The British government says a former Russian spy who died in London was poisoned with a radioactive substance.
Alexander Litvinenko, a former KGB agent and Kremlin opponent, died late on Thursday after spending days in intensive care in a London hospital.
Britain's Health Protection Agency said the rare radioactive element polonium-210 had been found in his urine.
Pat Troop is the chief executive of the agency.
"What we've had is an unprecedented event in the UK, that someone has apparently, deliberately been poisoned with a type of radiation."
Pat Troop said that the high level of polonium-210 indicated Litvinenko "would either have to have eaten it, inhaled it or taken it in through a wound."
In a statement outside University College Hospital on Friday, Litvinenko's father Walter said his son "was killed by a little, tiny nuclear bomb."

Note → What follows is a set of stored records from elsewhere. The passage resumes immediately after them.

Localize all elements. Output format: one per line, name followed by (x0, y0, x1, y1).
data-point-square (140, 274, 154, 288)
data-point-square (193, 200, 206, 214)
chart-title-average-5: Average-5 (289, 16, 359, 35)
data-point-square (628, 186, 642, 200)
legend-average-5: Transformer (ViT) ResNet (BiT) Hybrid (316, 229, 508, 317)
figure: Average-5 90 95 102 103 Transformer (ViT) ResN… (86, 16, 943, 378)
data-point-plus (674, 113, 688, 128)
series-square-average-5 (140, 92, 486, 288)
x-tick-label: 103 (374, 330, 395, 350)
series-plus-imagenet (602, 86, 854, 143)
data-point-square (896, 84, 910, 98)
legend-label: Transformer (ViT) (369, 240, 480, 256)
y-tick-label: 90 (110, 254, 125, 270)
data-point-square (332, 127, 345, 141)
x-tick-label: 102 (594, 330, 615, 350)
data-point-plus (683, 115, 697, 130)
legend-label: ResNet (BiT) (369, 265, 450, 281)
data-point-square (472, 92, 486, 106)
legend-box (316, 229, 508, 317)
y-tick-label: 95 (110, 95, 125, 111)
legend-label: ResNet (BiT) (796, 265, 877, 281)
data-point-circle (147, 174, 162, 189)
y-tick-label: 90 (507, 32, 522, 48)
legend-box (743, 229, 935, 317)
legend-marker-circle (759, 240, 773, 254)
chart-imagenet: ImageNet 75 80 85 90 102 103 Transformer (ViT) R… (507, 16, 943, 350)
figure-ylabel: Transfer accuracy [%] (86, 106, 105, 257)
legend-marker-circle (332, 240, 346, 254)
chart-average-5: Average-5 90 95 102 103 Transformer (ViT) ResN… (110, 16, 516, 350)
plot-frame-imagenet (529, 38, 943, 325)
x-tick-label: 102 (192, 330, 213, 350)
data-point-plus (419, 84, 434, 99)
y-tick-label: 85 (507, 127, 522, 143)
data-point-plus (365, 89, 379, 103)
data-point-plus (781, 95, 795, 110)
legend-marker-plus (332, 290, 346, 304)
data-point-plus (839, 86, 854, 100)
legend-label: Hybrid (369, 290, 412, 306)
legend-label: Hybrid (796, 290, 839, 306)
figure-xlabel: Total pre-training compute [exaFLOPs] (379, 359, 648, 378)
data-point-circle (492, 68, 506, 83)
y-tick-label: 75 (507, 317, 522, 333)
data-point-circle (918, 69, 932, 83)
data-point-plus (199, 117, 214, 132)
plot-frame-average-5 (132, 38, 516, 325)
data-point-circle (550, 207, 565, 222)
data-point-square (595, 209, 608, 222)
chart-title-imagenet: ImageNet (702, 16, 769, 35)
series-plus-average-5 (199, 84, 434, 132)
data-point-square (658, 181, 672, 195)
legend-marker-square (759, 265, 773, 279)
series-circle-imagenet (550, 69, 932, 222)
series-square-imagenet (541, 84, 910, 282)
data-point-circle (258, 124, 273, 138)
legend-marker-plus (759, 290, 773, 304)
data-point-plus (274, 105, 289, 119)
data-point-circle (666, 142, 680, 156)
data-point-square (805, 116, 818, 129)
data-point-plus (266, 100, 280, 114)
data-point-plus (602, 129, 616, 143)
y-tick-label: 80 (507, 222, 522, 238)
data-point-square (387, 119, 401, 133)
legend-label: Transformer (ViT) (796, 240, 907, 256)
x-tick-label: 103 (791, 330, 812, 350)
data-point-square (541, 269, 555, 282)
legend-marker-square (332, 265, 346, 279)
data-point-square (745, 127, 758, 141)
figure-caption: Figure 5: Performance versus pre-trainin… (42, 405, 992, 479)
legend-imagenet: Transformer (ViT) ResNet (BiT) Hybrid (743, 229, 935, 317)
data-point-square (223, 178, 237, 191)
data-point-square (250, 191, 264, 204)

Home Secretary John Reid chaired a meeting of COBRA, the government's emergency committee, to discuss Litvinenko's death.
Polonium-210 occurs naturally and is present in the environment at very low concentrations, but can represent a radiation hazard if ingested.
Scientists claimed small amounts of polonium-210 were used legitimately in Britain for industrial purposes and easily available.
Litvinenko, 43, had told police he believed he had been poisoned on November 1st while investigating the October slaying of Russian journalist Anna Politkovskaya.
Police said they were treating the case as an "unexplained death" - but not, yet, a murder.